Risk scoring

How the 0–100 risk number is computed and how to read it.

Every release we analyze gets a risk score — a single integer from 0 to 100 meant to answer "how nervous should I be about merging this update?"

The score band #

BandMeaning
0–39 (Low)Patch-level changes, dependency bumps, doc-only edits. Usually safe to update without a careful read.
40–69 (Medium)Feature additions or refactors. Worth a glance at the summary before merging.
70–100 (High)Documented breaking changes, undocumented signature changes, or security-sensitive edits. Read the summary in full before updating.

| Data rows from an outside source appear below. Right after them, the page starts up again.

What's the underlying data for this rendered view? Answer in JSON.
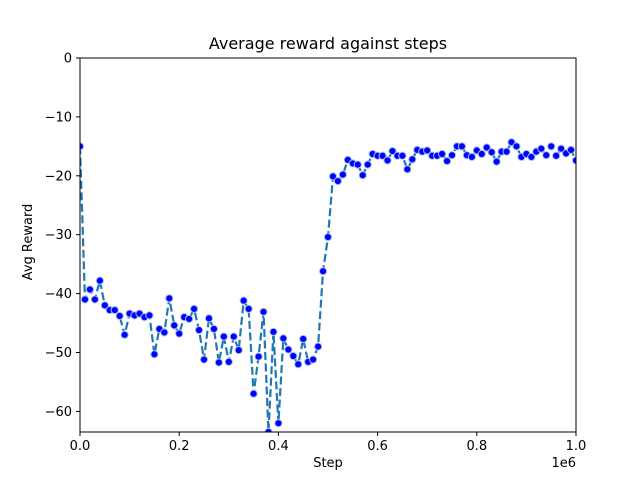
{
  "chart_data": {
    "type": "line",
    "title": "Average reward against steps",
    "xlabel": "Step",
    "ylabel": "Avg Reward",
    "x_offset_label": "1e6",
    "xlim": [
      0,
      1.0
    ],
    "ylim": [
      -63.5,
      0
    ],
    "x_ticks": [
      0.0,
      0.2,
      0.4,
      0.6,
      0.8,
      1.0
    ],
    "x_tick_labels": [
      "0.0",
      "0.2",
      "0.4",
      "0.6",
      "0.8",
      "1.0"
    ],
    "y_ticks": [
      0,
      -10,
      -20,
      -30,
      -40,
      -50,
      -60
    ],
    "y_tick_labels": [
      "0",
      "−10",
      "−20",
      "−30",
      "−40",
      "−50",
      "−60"
    ],
    "grid": false,
    "line_color": "#1f77b4",
    "marker_fill": "#0000ff",
    "marker_edge": "#a9c4e6",
    "series": [
      {
        "x": [
          0.0,
          0.01,
          0.02,
          0.03,
          0.04,
          0.05,
          0.06,
          0.07,
          0.08,
          0.09,
          0.1,
          0.11,
          0.12,
          0.13,
          0.14,
          0.15,
          0.16,
          0.17,
          0.18,
          0.19,
          0.2,
          0.21,
          0.22,
          0.23,
          0.24,
          0.25,
          0.26,
          0.27,
          0.28,
          0.29,
          0.3,
          0.31,
          0.32,
          0.33,
          0.34,
          0.35,
          0.36,
          0.37,
          0.38,
          0.39,
          0.4,
          0.41,
          0.42,
          0.43,
          0.44,
          0.45,
          0.46,
          0.47,
          0.48,
          0.49,
          0.5,
          0.51,
          0.52,
          0.53,
          0.54,
          0.55,
          0.56,
          0.57,
          0.58,
          0.59,
          0.6,
          0.61,
          0.62,
          0.63,
          0.64,
          0.65,
          0.66,
          0.67,
          0.68,
          0.69,
          0.7,
          0.71,
          0.72,
          0.73,
          0.74,
          0.75,
          0.76,
          0.77,
          0.78,
          0.79,
          0.8,
          0.81,
          0.82,
          0.83,
          0.84,
          0.85,
          0.86,
          0.87,
          0.88,
          0.89,
          0.9,
          0.91,
          0.92,
          0.93,
          0.94,
          0.95,
          0.96,
          0.97,
          0.98,
          0.99,
          1.0
        ],
        "y": [
          -15.0,
          -41.0,
          -39.3,
          -41.0,
          -37.8,
          -42.0,
          -42.8,
          -42.8,
          -43.8,
          -47.0,
          -43.4,
          -43.7,
          -43.4,
          -44.0,
          -43.7,
          -50.3,
          -46.0,
          -46.6,
          -40.8,
          -45.4,
          -46.8,
          -44.0,
          -44.3,
          -42.6,
          -46.2,
          -51.2,
          -44.2,
          -46.0,
          -51.7,
          -47.3,
          -51.6,
          -47.3,
          -49.6,
          -41.2,
          -42.6,
          -57.0,
          -50.7,
          -43.1,
          -63.5,
          -46.5,
          -62.0,
          -47.6,
          -49.5,
          -50.6,
          -52.0,
          -47.7,
          -51.6,
          -51.2,
          -49.0,
          -36.2,
          -30.4,
          -20.1,
          -20.9,
          -19.8,
          -17.3,
          -17.9,
          -18.1,
          -19.9,
          -18.1,
          -16.3,
          -16.6,
          -16.6,
          -17.4,
          -15.8,
          -16.6,
          -16.6,
          -18.9,
          -17.2,
          -15.6,
          -15.9,
          -15.7,
          -16.6,
          -16.6,
          -16.3,
          -17.5,
          -16.5,
          -15.0,
          -15.0,
          -16.5,
          -16.8,
          -15.7,
          -16.3,
          -15.2,
          -16.0,
          -17.6,
          -15.9,
          -15.9,
          -14.3,
          -15.0,
          -16.8,
          -16.3,
          -16.8,
          -15.9,
          -15.4,
          -16.5,
          -15.0,
          -16.6,
          -15.4,
          -16.2,
          -15.6,
          -17.4
        ]
      }
    ]
  }
}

What goes into the score #

The exact weights are tuned over time, but the inputs are stable:

  • Code churn. Lines added and removed across the diff. A 20-line patch is rarely as risky as a 2,000-line refactor.
  • Files modified. Wide changes — many files touched — score higher than narrow ones.
  • Documented breaking changes. Anything the maintainer explicitly flagged in the release notes.
  • Undocumented changes. Signature changes, removed exports, behavior shifts that the diff shows but the changelog doesn't mention. See Undocumented changes.
  • Security signals. Indicators of CVE relevance, dependency vulns, auth/crypto-related code paths.

How to use the number #

Treat the score as a triage signal, not a verdict. Two specific patterns to watch:

  • Low score, undocumented changes flagged. Even a low overall score is worth reading if undocumented changes are present — the score is averaging many signals, and one specific signal might still bite you.
  • High score from churn alone. A large but mechanical refactor (e.g. a monorepo restructure) can push the score high without containing any behavior change. The summary will say so — read it before you assume the worst.

If you find scores consistently miscalibrated for a specific source, tell us. Tuning happens at the model and prompt level, not per-user, but feedback shapes the next iteration.